Ashleigh Barty slicing a backhand during Roland-Garros 2019©Corinne Dubreuil/FFT

Finding consistency

Indeed, Barty managed to bring her crafty and versatile game to Paris, and continued to showcase it throughout the year, adding a third title to her tally on the grass of Birmingham, and reaching another Premier mandatory final, this time in Beijing, where she fell to Naomi Osaka.

The top-ranked Barty is the only player to reach the last-16 or better in all eight Grand Slams and Premier Mandatory tournaments this year and is just the second, alongside Karolina Pliskova, to grab titles on all three surfaces in 2019.

She has come back from a set down on 11 different occasions this season, and has recorded an impressive 18-5 win-loss mark in three-set matches. She’s come out victorious in 53 clashes – the second-highest tally behind Kiki Bertens in 2019 – nine of which were top-10 scalps.

“It's been an incredibly consistent year across all surfaces, across all continents in the world. I feel like we've played an exceptional level of tennis,” she said in Shenzhen, never forgetting to reference her team by choosing the word ‘we’ any chance she gets.

Ashleigh Barty waving at Wimbledon 2019©Corinne Dubreuil/FFT

Incredible comeback

And to think that a mere three and a half years ago, Barty was just making her comeback to tennis after a 21-month hiatus that saw her pursue a professional career in cricket.

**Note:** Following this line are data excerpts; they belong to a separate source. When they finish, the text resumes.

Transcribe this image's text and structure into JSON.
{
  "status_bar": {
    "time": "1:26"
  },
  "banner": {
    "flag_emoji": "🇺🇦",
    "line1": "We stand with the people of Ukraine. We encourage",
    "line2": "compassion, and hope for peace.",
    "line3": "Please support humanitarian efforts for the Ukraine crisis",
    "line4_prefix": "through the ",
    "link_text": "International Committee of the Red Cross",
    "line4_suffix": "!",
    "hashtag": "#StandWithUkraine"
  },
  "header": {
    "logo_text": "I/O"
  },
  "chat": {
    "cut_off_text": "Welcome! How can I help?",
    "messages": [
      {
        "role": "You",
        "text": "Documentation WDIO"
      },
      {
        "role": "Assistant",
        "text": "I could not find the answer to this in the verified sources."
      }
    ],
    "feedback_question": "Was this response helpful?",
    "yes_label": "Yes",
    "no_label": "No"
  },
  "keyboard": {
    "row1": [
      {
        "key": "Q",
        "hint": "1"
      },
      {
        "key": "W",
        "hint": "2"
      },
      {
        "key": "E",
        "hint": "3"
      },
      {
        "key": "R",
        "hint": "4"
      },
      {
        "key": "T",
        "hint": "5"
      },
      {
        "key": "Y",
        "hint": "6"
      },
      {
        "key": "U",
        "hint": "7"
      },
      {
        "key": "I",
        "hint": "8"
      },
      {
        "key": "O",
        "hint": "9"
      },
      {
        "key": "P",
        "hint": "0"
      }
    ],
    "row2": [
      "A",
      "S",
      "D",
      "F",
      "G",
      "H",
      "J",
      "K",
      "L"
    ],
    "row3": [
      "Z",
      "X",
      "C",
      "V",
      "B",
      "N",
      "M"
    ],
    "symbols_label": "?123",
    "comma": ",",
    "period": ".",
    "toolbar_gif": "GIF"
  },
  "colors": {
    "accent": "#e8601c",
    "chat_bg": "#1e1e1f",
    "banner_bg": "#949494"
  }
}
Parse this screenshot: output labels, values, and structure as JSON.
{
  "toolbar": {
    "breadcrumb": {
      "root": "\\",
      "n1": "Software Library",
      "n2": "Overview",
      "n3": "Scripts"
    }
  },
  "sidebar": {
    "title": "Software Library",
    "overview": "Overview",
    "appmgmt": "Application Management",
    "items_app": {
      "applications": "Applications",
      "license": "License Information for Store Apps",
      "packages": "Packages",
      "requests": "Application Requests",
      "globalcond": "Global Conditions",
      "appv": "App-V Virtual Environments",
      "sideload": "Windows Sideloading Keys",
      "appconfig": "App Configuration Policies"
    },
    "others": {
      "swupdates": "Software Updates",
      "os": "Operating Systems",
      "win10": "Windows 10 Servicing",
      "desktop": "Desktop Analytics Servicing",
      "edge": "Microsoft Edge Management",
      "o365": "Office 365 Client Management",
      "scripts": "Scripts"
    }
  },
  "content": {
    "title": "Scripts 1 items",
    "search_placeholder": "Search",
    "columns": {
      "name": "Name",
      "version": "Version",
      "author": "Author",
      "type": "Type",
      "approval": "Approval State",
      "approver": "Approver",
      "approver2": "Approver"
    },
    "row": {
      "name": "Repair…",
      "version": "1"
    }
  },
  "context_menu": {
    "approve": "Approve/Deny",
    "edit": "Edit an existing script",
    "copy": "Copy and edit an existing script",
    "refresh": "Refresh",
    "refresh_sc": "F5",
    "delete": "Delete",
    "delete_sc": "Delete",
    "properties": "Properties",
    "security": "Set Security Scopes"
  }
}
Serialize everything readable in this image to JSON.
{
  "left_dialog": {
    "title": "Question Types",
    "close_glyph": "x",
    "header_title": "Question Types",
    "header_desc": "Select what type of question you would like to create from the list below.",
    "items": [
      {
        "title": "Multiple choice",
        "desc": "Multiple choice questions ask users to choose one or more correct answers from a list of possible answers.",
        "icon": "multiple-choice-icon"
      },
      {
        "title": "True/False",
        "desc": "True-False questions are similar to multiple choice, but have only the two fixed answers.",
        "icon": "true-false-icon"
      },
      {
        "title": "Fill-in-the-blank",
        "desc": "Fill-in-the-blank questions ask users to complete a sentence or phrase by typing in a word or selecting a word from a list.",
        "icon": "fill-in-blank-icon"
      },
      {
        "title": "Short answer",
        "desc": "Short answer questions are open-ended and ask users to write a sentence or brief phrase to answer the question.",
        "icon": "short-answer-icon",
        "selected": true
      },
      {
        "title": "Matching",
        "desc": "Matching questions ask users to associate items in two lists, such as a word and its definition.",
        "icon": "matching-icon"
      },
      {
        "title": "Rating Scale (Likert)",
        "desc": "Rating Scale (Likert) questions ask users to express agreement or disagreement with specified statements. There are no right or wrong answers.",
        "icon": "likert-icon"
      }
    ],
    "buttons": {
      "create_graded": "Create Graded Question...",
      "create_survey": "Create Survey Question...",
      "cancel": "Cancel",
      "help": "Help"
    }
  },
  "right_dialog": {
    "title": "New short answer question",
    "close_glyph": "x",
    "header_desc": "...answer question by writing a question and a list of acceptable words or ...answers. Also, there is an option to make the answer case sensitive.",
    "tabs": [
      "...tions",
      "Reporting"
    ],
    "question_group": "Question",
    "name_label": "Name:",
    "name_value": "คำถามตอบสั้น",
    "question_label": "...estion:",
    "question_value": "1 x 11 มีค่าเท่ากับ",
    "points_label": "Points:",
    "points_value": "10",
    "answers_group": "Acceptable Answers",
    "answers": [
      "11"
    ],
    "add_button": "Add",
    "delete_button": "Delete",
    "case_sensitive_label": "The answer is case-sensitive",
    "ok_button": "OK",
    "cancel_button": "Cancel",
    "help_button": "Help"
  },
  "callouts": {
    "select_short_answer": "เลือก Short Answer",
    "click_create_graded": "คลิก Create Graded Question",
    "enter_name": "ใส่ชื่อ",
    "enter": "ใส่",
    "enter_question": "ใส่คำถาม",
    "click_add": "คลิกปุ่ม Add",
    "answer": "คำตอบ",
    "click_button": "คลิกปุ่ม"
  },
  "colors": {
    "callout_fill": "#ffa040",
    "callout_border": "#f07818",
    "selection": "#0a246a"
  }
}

“I think I'm just extremely proud of myself and for my team because we've put so much hard work into this. It's been a journey not only this year, but probably over the last four or five years, having stepped away from the game and then coming back and making a few of the tougher decisions,” she told WTA Insider.

“But I think I have no regrets. We've worked so hard to try and get to this point and the stars have aligned for us this year. I think overall, we've enjoyed every minute, the ups and the downs and all that comes with it.”